Lloyd Evans Lloyd Evans

Captures the rapturous gaiety of the original: Globe’s Twelfth Night reviewed

Plus: Lily Allen comes through with the goods in a new horror-story play

One can imagine Shakespeare nodding appreciatively at Michelle Terry’s Olivia, pictured above. 
issue 28 August 2021

The new Lily Allen vehicle opens in a spruced-up terrace in the East End. Allen plays a self-satisfied yuppie, Jenny, whose cynical husband has invited two ghastly friends over for a bitchy booze-up. At first sight this looks like a Hampstead comedy from the 1970s but it’s a horror story, and it has a huge black hole at its core.
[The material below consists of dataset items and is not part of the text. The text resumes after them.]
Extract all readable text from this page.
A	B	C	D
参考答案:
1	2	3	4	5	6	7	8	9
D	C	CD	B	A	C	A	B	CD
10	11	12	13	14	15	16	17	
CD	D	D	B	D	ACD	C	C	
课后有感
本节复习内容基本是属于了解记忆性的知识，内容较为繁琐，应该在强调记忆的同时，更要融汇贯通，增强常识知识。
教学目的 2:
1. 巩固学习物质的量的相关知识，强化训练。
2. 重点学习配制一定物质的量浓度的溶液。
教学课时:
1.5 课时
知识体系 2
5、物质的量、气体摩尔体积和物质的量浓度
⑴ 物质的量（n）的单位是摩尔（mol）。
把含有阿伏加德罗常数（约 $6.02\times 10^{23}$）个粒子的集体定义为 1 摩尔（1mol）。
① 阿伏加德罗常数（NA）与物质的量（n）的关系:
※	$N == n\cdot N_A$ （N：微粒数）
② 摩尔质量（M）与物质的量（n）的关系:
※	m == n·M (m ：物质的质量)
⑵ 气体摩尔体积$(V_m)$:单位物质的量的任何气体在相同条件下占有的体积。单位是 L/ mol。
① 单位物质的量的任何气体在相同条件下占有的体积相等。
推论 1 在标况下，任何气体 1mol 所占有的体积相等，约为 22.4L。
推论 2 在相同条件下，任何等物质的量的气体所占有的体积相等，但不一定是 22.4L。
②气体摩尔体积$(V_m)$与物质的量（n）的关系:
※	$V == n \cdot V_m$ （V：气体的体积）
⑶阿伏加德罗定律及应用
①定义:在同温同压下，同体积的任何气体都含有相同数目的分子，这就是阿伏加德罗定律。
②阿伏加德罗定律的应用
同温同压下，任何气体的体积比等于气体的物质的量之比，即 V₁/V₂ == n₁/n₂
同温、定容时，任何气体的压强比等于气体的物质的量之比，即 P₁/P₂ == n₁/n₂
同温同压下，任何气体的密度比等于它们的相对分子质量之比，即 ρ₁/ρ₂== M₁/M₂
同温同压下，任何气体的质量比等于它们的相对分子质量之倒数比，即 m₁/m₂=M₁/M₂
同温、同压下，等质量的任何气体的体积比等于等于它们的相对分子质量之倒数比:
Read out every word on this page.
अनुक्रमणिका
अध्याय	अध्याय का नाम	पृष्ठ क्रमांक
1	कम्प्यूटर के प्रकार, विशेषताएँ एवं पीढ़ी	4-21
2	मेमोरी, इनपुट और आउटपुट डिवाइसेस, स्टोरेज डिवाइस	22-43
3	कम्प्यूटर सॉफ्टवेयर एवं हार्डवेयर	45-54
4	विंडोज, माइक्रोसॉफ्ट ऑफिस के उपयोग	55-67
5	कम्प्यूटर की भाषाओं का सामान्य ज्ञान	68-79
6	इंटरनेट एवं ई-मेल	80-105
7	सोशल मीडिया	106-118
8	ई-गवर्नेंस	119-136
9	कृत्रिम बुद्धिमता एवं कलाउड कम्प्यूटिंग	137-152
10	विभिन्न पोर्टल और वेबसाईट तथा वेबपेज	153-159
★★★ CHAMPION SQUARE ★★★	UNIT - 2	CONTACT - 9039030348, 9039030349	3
A classic horror yarn should be driven by a single, powerful premise. In Ira Levin’s Deathtrap, a failing playwright has to bump off a talented rival to restore his fortunes. In Psycho, a bland motel is terrorised by a deranged and violent loner. Even Shakespeare dipped into the horror genre. In Hamlet, a vacillating prince is ordered to commit murder by his father’s ghost.

But this show lacks a compelling story-line and the writer, Danny Robins, makes up for it by adding sackloads of fear-inducing effects. It’s like sitting through a graduation piece by a sound engineer.